LuxDev
- Founded: 1978
- Headquarters: Luxembourg, Luxembourg
- Services: development cooperation
- Number of employees: 644 (as of 31 December 2024)
- Website: luxdev.lu

= Lux-Development =

Lux-Development S.A., better known as LuxDev, is the Luxembourg Development Cooperation Agency.

It was created in 1978 as an agency to support small and medium enterprises in Luxembourg and only became an agency for development cooperation in 1992. Now, LuxDev is a société anonyme (S.A.) whereby their stockholders are the state of Luxembourg (98%) and the state-owned bank Société Nationale de Crédit et d'Investissement (2%).
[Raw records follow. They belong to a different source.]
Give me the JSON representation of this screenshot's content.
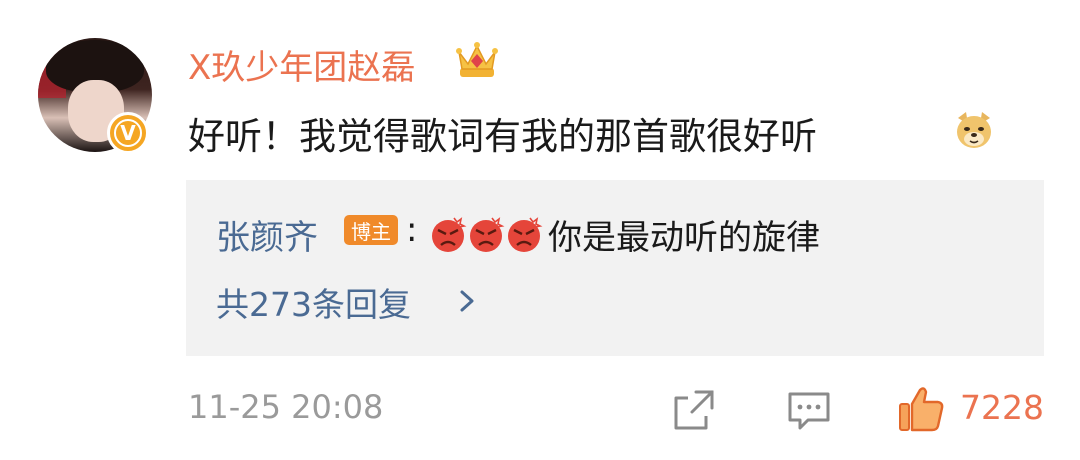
{
  "comment": {
    "username": "X玖少年团赵磊",
    "text": "好听！我觉得歌词有我的那首歌很好听",
    "timestamp": "11-25 20:08",
    "like_count": "7228"
  },
  "reply": {
    "author": "张颜齐",
    "author_tag": "博主",
    "separator": ":",
    "text": "你是最动听的旋律",
    "more_replies": "共273条回复"
  },
  "avatar": {
    "badge": "V"
  },
  "icons": {
    "crown": "crown-icon",
    "dog": "doge-emoji-icon",
    "angry": "angry-emoji-icon",
    "chevron": "chevron-right-icon",
    "share": "share-icon",
    "comment": "comment-icon",
    "like": "thumbs-up-icon"
  },
  "colors": {
    "username": "#eb7350",
    "link": "#4a6a93",
    "like": "#eb7350",
    "tag": "#f08a2a",
    "muted": "#9a9a9a"
  }
}
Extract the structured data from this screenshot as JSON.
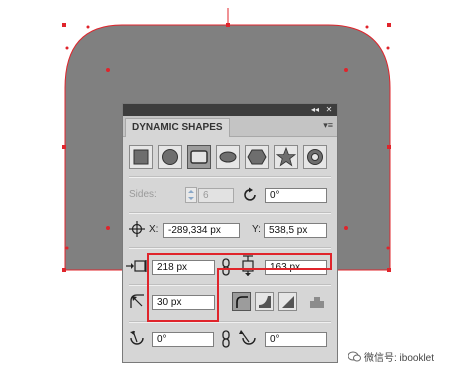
{
  "panel": {
    "title": "DYNAMIC SHAPES",
    "collapse_label": "◂◂",
    "close_label": "✕",
    "menu_label": "▾≡"
  },
  "shapes": [
    {
      "name": "rectangle"
    },
    {
      "name": "ellipse"
    },
    {
      "name": "rounded-rectangle"
    },
    {
      "name": "oval"
    },
    {
      "name": "hexagon"
    },
    {
      "name": "star"
    },
    {
      "name": "donut"
    }
  ],
  "sides": {
    "label": "Sides:",
    "value": "6"
  },
  "rotation": {
    "value": "0°"
  },
  "position": {
    "x_label": "X:",
    "x_value": "-289,334 px",
    "y_label": "Y:",
    "y_value": "538,5 px"
  },
  "size": {
    "width": "218 px",
    "height": "163 px"
  },
  "corner": {
    "radius": "30 px"
  },
  "angles": {
    "start": "0°",
    "end": "0°"
  },
  "watermark": "微信号: ibooklet",
  "colors": {
    "canvas_shape": "#808080",
    "selection": "#e0242b",
    "panel_bg": "#d6d6d6",
    "titlebar": "#3d3d3d"
  }
}
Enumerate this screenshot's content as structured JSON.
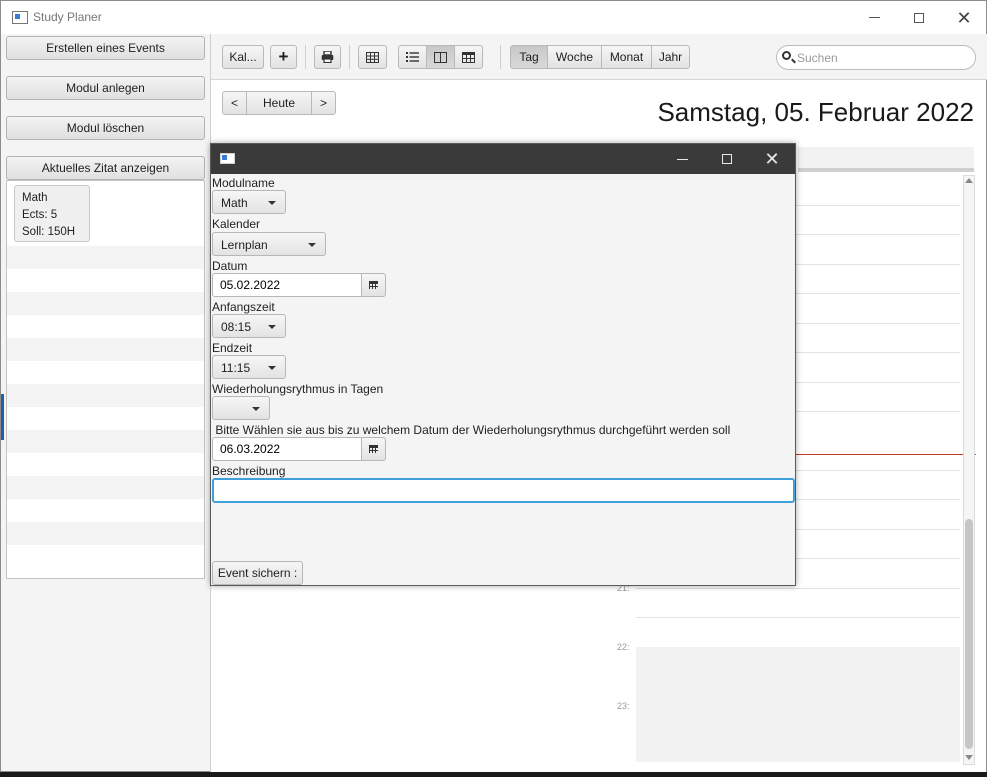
{
  "window": {
    "title": "Study Planer"
  },
  "sidebar": {
    "buttons": [
      "Erstellen eines Events",
      "Modul anlegen",
      "Modul löschen",
      "Aktuelles Zitat anzeigen"
    ],
    "module_card": {
      "name": "Math",
      "ects": "Ects: 5",
      "soll": "Soll: 150H"
    }
  },
  "toolbar": {
    "calendars_label": "Kal...",
    "add_symbol": "+",
    "views": [
      "Tag",
      "Woche",
      "Monat",
      "Jahr"
    ],
    "selected_view": "Tag",
    "search_placeholder": "Suchen"
  },
  "navigation": {
    "prev": "<",
    "today": "Heute",
    "next": ">"
  },
  "date_title": "Samstag, 05. Februar 2022",
  "hour_labels": [
    "21:",
    "22:",
    "23:"
  ],
  "dialog": {
    "fields": {
      "modulname_label": "Modulname",
      "modulname_value": "Math",
      "kalender_label": "Kalender",
      "kalender_value": "Lernplan",
      "datum_label": "Datum",
      "datum_value": "05.02.2022",
      "anfangszeit_label": "Anfangszeit",
      "anfangszeit_value": "08:15",
      "endzeit_label": "Endzeit",
      "endzeit_value": "11:15",
      "wiederholung_label": "Wiederholungsrythmus in Tagen",
      "wiederholung_value": "",
      "enddatum_label": " Bitte Wählen sie aus bis zu welchem Datum der Wiederholungsrythmus durchgeführt werden soll",
      "enddatum_value": "06.03.2022",
      "beschreibung_label": "Beschreibung",
      "beschreibung_value": ""
    },
    "save_label": "Event sichern :"
  },
  "colors": {
    "accent_focus": "#3f9fd9",
    "dialog_titlebar": "#3a3a3a",
    "current_time_line": "#c0392b"
  }
}
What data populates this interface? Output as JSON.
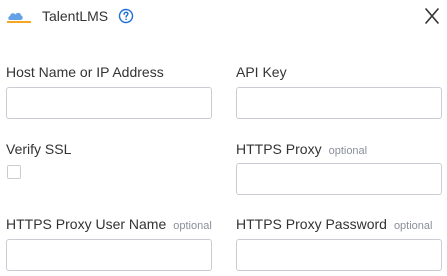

LuxDev is headquartered next to the Place des Martyrs in Luxembourg City, but it has country and regional offices in Pristina (Kosovo), Dakar (Senegal), Praia (Cape Verde), Ouagadougou (Burkina Faso), Bamako (Mali), Kigali (Rwanda), Cotonou (Benin), Vientiane (Laos), and San Jose (Costa Rica).

==Mission==

LuxDev handles almost all of the resources allocated by the government of Luxembourg to bilateral official development assistance. It can however also execute programmes financed by other bilateral donors and the European Commission.

==Field of activity==

The Agency focuses on projects in the following areas: Agriculture, Forestry and Fishery, Digitalisation and ICT, Education, Vocational Training and Employment, Environment and Climate Change, Governance, Health, Impact Finance, Socio-Economic Development, and Water and Sanitation.

Projects and programmes are implemented in Benin, Burkina Faso, Cape Verde, Cambodia, Costa Rica, DR Congo, El Salvador, Laos, Mali, Mongolia, Kosovo, Rwanda, Senegal, Togo, Ukraine and Vietnam.

==Numbers and facts==

In 2024 LuxDev managed 89 projects and programmes and disbursed a total amount of 144,364,226 euros.

The Agency was certified ISO 9001:2000 in 2005.